"For a transfer to work, you have to accept that the business is changing.

Written by Peter Schweighofer | 24-Apr-2026 07:28:44

swisspartners and Red Speics have joined forces to offer takeover solutions to entrepreneurs involved in the succession process. By combining operational expertise, asset structuring and tax skills, the two companies aim to provide an integrated response to the growing complexity of business transfers.

What motivated the partnership between Red Speics and swisspartners? And what is the real strategic benefit for entrepreneurs planning their succession today?

The partnership is based on asimpleobservation.An entrepreneurcannot cover all the dimensions of a succession on his own, including tax, legal, inheritance and asset management aspects. Developing this expertise in-house would be too time-consuming.

swisspartners already has solid expertise in these areas, but without any real operational depth at the company level. This is precisely where our contribution comes in. By combining our expertise, we go beyond a simple juxtaposition of services to offer a truly integrated approach. swisspartners covers the tax, fiduciary and wealth management dimensions, while I provide an operational reading of companies, i.e. their structure, operation and strategic positioning.

Why do many entrepreneurs still underestimate the complexity of a succession process?

Taken individually, the various elements are not particularly complex. It's their combination over time that creates the difficulty. Many entrepreneurs refer to a mental milestone - often retirement at 65 or 67 - and don't start to think about it until they're approaching that deadline.

In reality, the thinking should start much earlier. Decisions are often put off for years and then, once taken, the process is rushed. Succession involves identifying a suitable successor, structuring the financing, clarifying ownership issues, and integrating inheritance, property and customer relations.

There is also a human dimension. The designated successor has to make the transition from employee to entrepreneur, taking on responsibilities and often incurring debts. What's more, some managers cut back on their investments at the end of the process, which can weaken the company. So it's not an isolated factor, but the combination of strategic, financial and human dimensions that makes the process complex.

When should an entrepreneur realistically start planning for succession? And what are the risks of starting too late?

Ideally, planning should begin seven to ten years in advance. There are no hard and fast rules, but this timeframe allows you to explore different options and prepare in a structured way. When entrepreneurs start too late, they often find themselves dependent on a single scenario - for example, an internal successor - without considering alternatives. And even when a successor is identified, there is no guarantee that he will ultimately accept the role.

Succession therefore requires several scenarios. The most obvious options remain selling to a third party or passing on the business to the family, but none of these can be taken for granted. Without sufficient time, flexibility diminishes and the risk of poor execution increases.

You make a distinction between a "sellable" and a "transferable" business. What are the key differences between these two concepts?

These concepts differentiate the way in which a business is transferred. A "transferable" business is taken over internally, by a family member or an employee. A "sellable" business is sold to an external party. The main difference lies in the information and risk involved. An internal successor knows the company, its customers and its challenges. An external buyer has to analyse all these elements from the outside, which increases uncertainty.

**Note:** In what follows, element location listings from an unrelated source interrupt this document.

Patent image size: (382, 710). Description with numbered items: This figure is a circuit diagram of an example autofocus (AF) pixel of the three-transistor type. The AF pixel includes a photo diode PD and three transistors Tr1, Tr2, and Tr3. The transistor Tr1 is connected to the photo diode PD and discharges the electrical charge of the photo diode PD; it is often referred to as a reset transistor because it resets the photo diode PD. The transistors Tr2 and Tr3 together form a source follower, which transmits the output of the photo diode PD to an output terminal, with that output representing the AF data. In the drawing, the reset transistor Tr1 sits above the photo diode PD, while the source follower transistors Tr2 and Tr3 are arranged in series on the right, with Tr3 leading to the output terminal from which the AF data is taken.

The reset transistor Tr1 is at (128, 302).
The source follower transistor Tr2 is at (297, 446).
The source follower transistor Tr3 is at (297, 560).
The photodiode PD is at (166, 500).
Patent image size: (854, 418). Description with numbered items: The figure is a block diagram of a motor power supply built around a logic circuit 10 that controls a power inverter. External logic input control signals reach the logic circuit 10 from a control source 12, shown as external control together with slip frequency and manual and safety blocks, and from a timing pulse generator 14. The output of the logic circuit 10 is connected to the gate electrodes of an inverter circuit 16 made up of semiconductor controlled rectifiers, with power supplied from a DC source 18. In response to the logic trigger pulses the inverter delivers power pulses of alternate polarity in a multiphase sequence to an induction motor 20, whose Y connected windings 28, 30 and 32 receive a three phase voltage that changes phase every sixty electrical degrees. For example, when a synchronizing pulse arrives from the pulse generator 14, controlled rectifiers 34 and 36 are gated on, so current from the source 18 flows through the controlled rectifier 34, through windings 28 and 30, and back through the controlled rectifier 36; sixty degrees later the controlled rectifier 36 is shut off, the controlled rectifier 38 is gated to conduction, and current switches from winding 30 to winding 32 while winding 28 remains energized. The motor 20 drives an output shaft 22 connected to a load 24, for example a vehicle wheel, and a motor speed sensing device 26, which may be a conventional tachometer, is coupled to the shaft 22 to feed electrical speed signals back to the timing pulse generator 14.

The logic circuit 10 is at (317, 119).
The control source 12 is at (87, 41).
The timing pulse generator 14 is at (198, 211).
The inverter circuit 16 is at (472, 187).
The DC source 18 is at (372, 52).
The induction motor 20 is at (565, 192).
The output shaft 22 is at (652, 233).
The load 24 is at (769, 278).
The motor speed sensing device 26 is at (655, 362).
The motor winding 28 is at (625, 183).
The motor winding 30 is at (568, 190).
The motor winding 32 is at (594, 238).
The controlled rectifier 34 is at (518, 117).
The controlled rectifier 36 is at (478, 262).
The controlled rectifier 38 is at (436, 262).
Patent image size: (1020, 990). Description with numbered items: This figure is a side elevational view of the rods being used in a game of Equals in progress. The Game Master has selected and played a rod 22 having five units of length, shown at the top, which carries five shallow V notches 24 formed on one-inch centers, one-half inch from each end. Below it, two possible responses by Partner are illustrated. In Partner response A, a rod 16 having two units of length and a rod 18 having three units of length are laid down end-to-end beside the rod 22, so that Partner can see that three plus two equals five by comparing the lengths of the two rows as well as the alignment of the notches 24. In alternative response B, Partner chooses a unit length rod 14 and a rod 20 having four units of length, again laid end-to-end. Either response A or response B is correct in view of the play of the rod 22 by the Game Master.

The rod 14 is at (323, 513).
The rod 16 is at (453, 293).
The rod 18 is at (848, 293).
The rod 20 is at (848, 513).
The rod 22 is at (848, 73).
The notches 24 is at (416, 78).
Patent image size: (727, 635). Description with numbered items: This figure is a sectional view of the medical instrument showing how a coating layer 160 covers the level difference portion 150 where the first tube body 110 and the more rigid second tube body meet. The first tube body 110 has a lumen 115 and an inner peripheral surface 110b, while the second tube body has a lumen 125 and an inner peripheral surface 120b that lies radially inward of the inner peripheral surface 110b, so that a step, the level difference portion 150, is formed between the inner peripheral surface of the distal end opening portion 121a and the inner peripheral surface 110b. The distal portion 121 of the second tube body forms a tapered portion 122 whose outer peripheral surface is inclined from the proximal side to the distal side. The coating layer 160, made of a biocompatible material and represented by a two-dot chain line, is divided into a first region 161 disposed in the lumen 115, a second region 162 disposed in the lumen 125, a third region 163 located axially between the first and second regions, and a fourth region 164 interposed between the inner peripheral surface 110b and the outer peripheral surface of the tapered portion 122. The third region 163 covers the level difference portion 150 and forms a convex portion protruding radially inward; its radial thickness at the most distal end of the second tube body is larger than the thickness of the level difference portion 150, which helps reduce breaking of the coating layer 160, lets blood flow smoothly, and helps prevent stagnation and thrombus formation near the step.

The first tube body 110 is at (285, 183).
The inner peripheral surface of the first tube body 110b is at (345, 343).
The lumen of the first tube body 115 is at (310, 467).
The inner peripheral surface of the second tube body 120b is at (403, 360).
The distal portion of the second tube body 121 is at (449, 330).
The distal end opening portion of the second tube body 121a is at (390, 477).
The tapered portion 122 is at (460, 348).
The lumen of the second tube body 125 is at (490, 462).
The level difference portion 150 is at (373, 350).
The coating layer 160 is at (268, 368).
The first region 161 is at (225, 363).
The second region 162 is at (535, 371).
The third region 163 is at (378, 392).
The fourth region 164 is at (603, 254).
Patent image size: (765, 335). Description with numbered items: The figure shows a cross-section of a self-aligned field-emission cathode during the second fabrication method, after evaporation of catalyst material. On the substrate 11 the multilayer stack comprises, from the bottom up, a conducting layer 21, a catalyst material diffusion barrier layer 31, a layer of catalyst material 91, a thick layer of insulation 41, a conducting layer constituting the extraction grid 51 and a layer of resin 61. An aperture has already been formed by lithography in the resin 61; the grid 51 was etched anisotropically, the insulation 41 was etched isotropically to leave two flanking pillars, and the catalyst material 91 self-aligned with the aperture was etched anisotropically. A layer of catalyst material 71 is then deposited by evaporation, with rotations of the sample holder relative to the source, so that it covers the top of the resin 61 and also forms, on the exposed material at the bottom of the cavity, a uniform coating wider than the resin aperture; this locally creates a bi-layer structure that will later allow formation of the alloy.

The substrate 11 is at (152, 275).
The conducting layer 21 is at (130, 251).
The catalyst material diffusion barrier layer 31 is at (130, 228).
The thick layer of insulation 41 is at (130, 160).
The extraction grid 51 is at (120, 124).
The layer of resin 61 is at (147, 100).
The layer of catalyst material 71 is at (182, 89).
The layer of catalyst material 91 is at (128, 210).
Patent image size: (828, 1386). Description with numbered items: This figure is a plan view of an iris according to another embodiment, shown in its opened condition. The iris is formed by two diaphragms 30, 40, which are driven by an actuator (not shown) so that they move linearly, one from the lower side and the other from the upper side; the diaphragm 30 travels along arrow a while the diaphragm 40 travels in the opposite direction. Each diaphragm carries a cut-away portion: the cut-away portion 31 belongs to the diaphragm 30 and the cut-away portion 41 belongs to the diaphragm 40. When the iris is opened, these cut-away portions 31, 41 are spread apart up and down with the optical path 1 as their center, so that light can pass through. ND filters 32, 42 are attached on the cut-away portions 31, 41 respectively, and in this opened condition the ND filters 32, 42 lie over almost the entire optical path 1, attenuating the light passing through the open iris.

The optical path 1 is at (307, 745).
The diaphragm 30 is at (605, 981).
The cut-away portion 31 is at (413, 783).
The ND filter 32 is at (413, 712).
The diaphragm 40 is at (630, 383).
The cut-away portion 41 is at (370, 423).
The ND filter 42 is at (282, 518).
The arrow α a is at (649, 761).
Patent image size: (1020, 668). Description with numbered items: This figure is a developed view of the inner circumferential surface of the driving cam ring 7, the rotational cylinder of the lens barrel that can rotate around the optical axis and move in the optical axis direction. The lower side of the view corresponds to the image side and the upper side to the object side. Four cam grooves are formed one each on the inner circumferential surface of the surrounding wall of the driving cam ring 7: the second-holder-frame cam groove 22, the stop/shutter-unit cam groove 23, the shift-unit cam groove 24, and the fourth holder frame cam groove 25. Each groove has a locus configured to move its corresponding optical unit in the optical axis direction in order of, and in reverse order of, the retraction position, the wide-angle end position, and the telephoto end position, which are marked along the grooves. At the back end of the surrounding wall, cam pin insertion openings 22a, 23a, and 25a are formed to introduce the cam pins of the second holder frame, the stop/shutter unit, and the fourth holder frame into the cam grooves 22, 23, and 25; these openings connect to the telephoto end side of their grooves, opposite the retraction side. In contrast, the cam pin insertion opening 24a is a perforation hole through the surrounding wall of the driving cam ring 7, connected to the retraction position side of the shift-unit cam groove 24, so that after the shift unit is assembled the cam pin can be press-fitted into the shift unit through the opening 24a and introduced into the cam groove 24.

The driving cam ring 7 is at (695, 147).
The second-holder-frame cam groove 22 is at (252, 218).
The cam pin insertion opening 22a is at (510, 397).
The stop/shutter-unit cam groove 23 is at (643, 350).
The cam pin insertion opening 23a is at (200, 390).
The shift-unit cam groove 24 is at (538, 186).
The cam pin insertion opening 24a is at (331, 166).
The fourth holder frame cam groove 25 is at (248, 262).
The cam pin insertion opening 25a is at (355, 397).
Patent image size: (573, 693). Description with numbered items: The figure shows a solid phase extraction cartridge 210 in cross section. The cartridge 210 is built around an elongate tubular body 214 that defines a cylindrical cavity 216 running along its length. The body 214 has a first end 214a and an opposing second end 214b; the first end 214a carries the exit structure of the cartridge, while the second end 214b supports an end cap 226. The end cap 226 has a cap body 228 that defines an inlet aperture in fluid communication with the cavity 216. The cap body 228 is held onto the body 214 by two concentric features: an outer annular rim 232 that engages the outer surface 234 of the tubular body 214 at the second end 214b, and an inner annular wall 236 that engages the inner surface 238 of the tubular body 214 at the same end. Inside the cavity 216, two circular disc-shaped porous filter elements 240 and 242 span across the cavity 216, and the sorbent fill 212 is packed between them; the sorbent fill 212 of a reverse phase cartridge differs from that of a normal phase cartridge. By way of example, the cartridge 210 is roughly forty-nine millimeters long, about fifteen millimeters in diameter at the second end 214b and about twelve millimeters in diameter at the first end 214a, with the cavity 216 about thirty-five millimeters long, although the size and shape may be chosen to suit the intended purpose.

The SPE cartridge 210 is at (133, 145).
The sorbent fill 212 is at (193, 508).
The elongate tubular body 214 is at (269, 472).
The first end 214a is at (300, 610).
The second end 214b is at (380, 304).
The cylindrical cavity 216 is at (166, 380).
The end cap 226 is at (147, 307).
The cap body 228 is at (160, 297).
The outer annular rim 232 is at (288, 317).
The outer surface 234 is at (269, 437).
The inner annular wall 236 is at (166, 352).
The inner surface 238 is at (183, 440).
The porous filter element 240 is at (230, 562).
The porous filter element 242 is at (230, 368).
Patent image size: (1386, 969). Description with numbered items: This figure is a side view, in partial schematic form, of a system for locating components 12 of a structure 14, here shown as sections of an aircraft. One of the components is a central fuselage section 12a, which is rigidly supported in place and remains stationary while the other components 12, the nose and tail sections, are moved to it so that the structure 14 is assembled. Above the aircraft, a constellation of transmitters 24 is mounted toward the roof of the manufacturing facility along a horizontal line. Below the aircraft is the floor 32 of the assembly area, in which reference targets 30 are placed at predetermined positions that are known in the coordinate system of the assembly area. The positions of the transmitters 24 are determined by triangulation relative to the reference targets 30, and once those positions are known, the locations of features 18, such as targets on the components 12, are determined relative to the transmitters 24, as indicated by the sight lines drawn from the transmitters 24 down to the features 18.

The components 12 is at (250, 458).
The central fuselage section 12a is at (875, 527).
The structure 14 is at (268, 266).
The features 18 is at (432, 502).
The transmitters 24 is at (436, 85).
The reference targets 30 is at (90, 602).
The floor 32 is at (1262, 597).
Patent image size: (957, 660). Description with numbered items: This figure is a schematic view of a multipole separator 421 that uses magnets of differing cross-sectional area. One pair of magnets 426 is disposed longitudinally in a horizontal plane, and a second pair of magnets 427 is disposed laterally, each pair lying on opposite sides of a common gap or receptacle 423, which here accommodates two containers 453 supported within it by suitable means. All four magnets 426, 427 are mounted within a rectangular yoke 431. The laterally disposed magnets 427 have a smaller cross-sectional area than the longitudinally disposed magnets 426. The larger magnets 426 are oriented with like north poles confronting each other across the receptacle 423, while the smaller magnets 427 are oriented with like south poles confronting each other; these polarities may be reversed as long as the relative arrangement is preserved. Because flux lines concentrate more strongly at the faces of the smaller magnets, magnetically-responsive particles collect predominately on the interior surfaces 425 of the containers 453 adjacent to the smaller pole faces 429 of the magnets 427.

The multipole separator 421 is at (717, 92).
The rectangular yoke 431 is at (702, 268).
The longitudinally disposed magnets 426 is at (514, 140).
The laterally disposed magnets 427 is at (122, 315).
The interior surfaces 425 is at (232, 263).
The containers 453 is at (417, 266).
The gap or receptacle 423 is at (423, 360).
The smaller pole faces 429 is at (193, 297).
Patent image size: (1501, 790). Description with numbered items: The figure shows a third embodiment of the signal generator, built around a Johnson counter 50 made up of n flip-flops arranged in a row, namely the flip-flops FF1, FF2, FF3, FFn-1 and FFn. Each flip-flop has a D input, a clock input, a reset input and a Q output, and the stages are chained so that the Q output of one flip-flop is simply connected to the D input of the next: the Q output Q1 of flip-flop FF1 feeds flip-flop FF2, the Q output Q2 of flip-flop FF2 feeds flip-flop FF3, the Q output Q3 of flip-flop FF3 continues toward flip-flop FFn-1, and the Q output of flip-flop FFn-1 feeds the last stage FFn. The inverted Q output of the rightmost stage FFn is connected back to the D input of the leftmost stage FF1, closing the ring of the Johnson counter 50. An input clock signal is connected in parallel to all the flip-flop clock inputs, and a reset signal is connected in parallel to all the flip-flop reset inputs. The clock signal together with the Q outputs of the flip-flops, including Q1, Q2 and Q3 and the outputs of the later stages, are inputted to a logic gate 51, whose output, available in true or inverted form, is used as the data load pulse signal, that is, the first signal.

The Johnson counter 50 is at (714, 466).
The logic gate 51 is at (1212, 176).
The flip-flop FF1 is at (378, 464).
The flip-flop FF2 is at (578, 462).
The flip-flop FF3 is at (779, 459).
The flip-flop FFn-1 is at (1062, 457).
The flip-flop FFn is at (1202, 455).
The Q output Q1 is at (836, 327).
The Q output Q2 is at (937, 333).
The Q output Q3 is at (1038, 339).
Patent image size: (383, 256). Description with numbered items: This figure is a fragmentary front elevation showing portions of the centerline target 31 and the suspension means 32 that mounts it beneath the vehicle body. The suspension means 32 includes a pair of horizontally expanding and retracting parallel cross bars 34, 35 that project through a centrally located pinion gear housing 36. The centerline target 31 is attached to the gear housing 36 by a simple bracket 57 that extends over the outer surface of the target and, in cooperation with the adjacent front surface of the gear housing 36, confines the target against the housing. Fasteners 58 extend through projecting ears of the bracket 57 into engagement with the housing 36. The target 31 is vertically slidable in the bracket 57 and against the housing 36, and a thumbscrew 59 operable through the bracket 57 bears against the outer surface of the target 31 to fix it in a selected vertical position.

This uncertainty is directly reflected in the valuation. External buyers incorporate more risk and use structured methods such as multiples or discounted cash flows. Internal transfers are more relationship-based, but often present financing challenges, with buyers generally dependent on banks or the seller himself. The process, valuation and future role of the founder therefore differ significantly.

What factors, beyond the figures, are most often underestimated?

The most underestimated factor is the ability to let go. Many entrepreneurs think they can pass on ownership while retaining control, for example through a majority shareholding or strong operational involvement. In practice, this often leads to dysfunctional situations. For a transfer to work, you have to accept that the business is evolving, that decisions are changing and that mistakes can be made. This detachment is all the more difficult when the company has been built up over several decades. And yet, without this step, a succession cannot be fully successful.

More and more businesses are facing succession issues, while fewer and fewer family members are prepared to take over. How is this changing the market?

Entrepreneurs have to accept that passing on their business is no longer a foregone conclusion. In the absence of internal successors, companies have to position themselves as attractive targets for external buyers. This development also creates opportunities, particularly in terms of consolidation. Several companies can be brought together to improve efficiency, pool costs or strengthen their technological capacity. However, this requires a clear strategic vision and often external mediation. Many companies remain fragmented for historical or personal reasons, whereas a merger would make sense. Entrepreneurs therefore need to align their business with market standards and open up to broader strategic options.

How is the partnership between Red Speics and swisspartners changing the approach of entrepreneurs?

The aim is to offer an integrated and independent approach. Entrepreneurs don't need theoretical advice, they need people who understand their reality and can credibly challenge them. This requires experience and pragmatism. The aim is not to impose solutions, but to encourage reflection.

The process is built up in stages. Even if a company is quickly understood, it takes time to build trust. It's a matter of accompanying the entrepreneur, asking the right questions and gradually structuring the decisions. Ultimately, this approach means that both the business and the private assets can be prepared in a coherent way for the next phase.